"Yes, I suppose so. Good-bye."
James Penhallow sat on the back porch in the after luncheon hour to get with the freshness of October what sunshine the westerning sun was sifting through the red and gold of the maples beyond the garden walls. He was in the undress uniform of the artillery, and still wore the trefoil of the Second Corps. An effort by Ann to remove his soiled army garb and substitute his lay dress caused an outbreak of anger which left him speechless and feeble, and her in an agony of regretful penitence. Josiah, wiser than she, ventured to tell her what had happened once before when his badge of the glorious Second Corps had been missing. "After all, what does it matter?" she said to herself, and made no effort to repair the ragged bullet tear South Mountain left in his jacket, and in which he had at his worst times such childlike pride as in another and well-known general had once amused him.
He was just now in one of his best conditions and was clearly enjoying the pipe he used but rarely. Ann at his feet on the porch-step read aloud to him with indifference to all but the man she now and then looked up to with the loving tenderness his brief betterment fed with illusory hope.
"What's that, Ann?" he exclaimed; "Grant at Chattanooga! That's John's ideal General. Didn't he write about him at—where was it?
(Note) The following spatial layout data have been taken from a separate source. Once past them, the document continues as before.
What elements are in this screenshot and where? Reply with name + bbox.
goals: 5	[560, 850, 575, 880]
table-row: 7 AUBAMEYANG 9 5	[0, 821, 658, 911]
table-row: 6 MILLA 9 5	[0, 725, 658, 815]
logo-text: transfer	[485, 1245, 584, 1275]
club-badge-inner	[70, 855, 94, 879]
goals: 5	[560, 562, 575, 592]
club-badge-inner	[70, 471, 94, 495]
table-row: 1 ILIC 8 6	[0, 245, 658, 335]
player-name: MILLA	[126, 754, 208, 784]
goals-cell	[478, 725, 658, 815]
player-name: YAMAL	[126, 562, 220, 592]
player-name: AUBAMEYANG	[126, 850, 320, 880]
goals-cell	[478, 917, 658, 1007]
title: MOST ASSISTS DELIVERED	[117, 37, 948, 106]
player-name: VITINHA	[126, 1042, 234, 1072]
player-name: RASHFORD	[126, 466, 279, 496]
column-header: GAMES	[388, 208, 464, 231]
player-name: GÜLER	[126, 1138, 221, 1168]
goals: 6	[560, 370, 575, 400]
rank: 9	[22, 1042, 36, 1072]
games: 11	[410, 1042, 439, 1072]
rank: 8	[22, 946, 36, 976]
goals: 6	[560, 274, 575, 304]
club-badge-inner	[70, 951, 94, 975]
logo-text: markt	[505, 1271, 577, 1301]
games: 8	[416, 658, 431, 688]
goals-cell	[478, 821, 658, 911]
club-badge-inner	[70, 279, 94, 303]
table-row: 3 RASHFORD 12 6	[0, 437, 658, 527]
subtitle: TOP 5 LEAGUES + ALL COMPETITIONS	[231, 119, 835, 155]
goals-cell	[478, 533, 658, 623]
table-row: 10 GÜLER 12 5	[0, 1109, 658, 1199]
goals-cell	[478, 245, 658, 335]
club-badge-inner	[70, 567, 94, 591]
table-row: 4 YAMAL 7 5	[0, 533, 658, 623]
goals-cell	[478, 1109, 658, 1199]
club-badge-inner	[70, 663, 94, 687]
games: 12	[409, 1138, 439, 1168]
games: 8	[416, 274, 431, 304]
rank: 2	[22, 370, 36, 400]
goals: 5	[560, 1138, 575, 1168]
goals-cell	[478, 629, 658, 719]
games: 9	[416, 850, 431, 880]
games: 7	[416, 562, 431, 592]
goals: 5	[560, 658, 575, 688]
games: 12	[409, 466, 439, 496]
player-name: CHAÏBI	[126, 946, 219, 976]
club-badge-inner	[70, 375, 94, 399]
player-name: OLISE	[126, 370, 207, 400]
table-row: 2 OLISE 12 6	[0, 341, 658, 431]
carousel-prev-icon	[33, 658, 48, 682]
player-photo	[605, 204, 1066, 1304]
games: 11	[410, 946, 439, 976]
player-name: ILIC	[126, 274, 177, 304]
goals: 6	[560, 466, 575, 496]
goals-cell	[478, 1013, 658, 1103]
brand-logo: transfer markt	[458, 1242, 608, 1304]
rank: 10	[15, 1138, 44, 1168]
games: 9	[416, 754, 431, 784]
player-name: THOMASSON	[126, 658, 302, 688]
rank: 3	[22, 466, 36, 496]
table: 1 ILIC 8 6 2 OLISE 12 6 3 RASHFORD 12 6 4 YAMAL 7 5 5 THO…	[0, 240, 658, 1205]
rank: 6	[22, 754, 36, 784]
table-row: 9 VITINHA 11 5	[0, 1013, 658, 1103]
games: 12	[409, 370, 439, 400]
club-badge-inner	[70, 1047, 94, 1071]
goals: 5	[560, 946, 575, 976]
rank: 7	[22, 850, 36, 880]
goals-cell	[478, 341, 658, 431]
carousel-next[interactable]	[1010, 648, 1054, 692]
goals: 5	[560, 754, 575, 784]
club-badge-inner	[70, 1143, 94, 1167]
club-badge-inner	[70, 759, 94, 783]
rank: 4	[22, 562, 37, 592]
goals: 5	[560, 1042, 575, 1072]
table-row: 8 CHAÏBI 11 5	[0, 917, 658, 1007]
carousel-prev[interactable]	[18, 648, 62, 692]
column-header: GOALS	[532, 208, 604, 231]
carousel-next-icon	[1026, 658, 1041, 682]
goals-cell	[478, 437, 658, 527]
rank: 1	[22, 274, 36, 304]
Oh! Belmont."
"Yes, after Belmont, James."
"When does Mark Rivers go back?"
"To-morrow. He is always so out of spirits here that I am really relieved when he returns to the Sanitary Commission." He made no reply, and she continued her reading.
"Isn't that Leila with Rivers, Ann?"
"Yes. He likes to walk with her."
"So would any man." A faint smile—very rare of late—showed in her pleased upward look at the face—the changed face—she loved.